Artikel

Wasathiyah Islam dalam Perspektif Muhammadiyah: Antara Tekstual dan Progresif

37
×

Wasathiyah Islam dalam Perspektif Muhammadiyah: Antara Tekstual dan Progresif

Sebarkan artikel ini

Wasathiyah Islam dalam Perspektif Muhammadiyah: Antara Tekstual dan Progresif

Wasathiyah atau moderatisme Islam merupakan bagian tak terpisahkan dari identitas dan karakter gerakan Muhammadiyah. Sebagai organisasi Islam modernis, Muhammadiyah tidak hanya mengusung semangat purifikasi (pemurnian akidah dan ibadah), tetapi juga membawa dinamika tajdid (pembaruan) yang bersifat progresif dalam menyikapi perubahan zaman.
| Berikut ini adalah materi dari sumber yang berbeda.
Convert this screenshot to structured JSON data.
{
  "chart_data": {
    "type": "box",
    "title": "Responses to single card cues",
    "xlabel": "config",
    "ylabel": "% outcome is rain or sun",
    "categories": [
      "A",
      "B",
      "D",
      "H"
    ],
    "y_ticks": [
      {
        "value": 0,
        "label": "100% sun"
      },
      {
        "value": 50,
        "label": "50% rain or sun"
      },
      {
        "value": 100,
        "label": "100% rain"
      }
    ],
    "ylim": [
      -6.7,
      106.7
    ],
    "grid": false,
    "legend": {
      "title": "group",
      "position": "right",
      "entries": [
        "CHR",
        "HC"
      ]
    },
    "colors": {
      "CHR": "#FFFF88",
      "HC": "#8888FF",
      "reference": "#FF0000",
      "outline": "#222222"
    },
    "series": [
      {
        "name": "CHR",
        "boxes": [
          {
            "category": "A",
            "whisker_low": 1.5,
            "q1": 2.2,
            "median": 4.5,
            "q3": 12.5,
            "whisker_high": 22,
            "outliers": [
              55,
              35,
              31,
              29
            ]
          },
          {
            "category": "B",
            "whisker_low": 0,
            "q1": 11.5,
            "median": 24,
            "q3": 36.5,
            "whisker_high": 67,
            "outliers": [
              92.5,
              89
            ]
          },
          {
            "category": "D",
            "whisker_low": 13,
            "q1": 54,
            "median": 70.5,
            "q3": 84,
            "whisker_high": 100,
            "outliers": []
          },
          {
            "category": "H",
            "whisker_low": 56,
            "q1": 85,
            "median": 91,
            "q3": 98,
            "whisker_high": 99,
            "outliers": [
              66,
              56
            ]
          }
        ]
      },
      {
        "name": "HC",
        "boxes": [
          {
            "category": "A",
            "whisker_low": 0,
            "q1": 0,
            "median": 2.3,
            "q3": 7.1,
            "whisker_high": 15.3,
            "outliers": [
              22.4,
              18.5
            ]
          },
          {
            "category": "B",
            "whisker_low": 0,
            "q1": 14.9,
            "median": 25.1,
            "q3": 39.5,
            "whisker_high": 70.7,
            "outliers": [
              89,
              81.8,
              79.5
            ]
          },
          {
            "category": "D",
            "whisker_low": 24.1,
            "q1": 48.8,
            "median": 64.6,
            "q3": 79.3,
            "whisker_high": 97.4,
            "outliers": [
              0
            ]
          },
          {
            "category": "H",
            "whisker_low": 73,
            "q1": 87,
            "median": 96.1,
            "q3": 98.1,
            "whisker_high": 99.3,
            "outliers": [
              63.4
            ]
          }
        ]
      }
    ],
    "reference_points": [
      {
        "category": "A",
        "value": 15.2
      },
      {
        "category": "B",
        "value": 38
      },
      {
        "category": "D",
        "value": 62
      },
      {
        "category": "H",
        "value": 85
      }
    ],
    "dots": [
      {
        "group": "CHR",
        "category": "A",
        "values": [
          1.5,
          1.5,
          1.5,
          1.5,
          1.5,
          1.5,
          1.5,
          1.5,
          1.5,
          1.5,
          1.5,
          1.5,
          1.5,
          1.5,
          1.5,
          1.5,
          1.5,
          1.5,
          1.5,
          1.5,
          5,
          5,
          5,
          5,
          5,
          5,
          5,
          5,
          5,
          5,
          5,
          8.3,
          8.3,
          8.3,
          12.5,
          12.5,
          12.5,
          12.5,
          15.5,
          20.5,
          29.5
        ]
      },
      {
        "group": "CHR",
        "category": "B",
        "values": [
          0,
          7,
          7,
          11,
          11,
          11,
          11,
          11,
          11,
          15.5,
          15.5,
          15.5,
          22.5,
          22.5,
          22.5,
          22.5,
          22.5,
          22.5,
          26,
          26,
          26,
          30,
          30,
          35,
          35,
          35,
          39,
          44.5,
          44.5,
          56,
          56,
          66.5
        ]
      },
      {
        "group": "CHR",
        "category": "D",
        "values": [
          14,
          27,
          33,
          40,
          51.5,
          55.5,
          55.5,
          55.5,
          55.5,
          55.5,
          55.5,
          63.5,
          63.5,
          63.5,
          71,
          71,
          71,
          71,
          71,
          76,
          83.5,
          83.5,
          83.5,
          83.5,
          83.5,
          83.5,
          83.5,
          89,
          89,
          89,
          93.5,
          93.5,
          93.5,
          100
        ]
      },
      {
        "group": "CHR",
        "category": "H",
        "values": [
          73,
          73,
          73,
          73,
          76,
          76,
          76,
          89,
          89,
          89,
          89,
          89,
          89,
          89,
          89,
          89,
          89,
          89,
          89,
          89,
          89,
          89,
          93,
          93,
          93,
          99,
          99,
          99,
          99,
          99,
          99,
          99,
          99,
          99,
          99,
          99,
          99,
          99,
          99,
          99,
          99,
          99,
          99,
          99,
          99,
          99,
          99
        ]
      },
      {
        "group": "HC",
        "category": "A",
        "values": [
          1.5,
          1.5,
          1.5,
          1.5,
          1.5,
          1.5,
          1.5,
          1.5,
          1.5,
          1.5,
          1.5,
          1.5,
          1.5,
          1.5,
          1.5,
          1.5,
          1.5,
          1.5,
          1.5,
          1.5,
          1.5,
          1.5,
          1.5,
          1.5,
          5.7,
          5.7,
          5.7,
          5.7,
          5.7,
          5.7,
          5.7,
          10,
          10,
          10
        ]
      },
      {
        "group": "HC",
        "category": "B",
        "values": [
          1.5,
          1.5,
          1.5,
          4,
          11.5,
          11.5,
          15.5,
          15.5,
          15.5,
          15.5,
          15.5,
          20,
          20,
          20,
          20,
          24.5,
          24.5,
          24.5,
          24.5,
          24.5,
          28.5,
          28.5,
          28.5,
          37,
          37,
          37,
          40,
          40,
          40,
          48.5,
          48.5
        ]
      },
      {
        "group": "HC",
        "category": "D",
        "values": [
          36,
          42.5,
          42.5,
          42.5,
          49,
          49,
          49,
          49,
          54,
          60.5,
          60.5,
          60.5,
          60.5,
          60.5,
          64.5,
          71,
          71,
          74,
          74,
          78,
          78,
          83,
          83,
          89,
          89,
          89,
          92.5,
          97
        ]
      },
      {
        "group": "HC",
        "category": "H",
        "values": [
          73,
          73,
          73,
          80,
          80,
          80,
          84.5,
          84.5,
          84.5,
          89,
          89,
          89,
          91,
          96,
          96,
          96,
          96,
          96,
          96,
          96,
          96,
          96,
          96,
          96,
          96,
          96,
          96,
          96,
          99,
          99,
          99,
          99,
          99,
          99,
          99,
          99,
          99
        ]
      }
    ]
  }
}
Dalam spektrum wacana keagamaan, sering muncul pertanyaan: sejauh mana posisi Muhammadiyah antara mazhab tekstualis dan liberalis, konservatif dan progresif, atau dalam istilah yang lebih luas, antara kutub kanan dan kiri? Apakah Wasathiyah Muhammadiyah lebih condong ke kanan atau ke kiri?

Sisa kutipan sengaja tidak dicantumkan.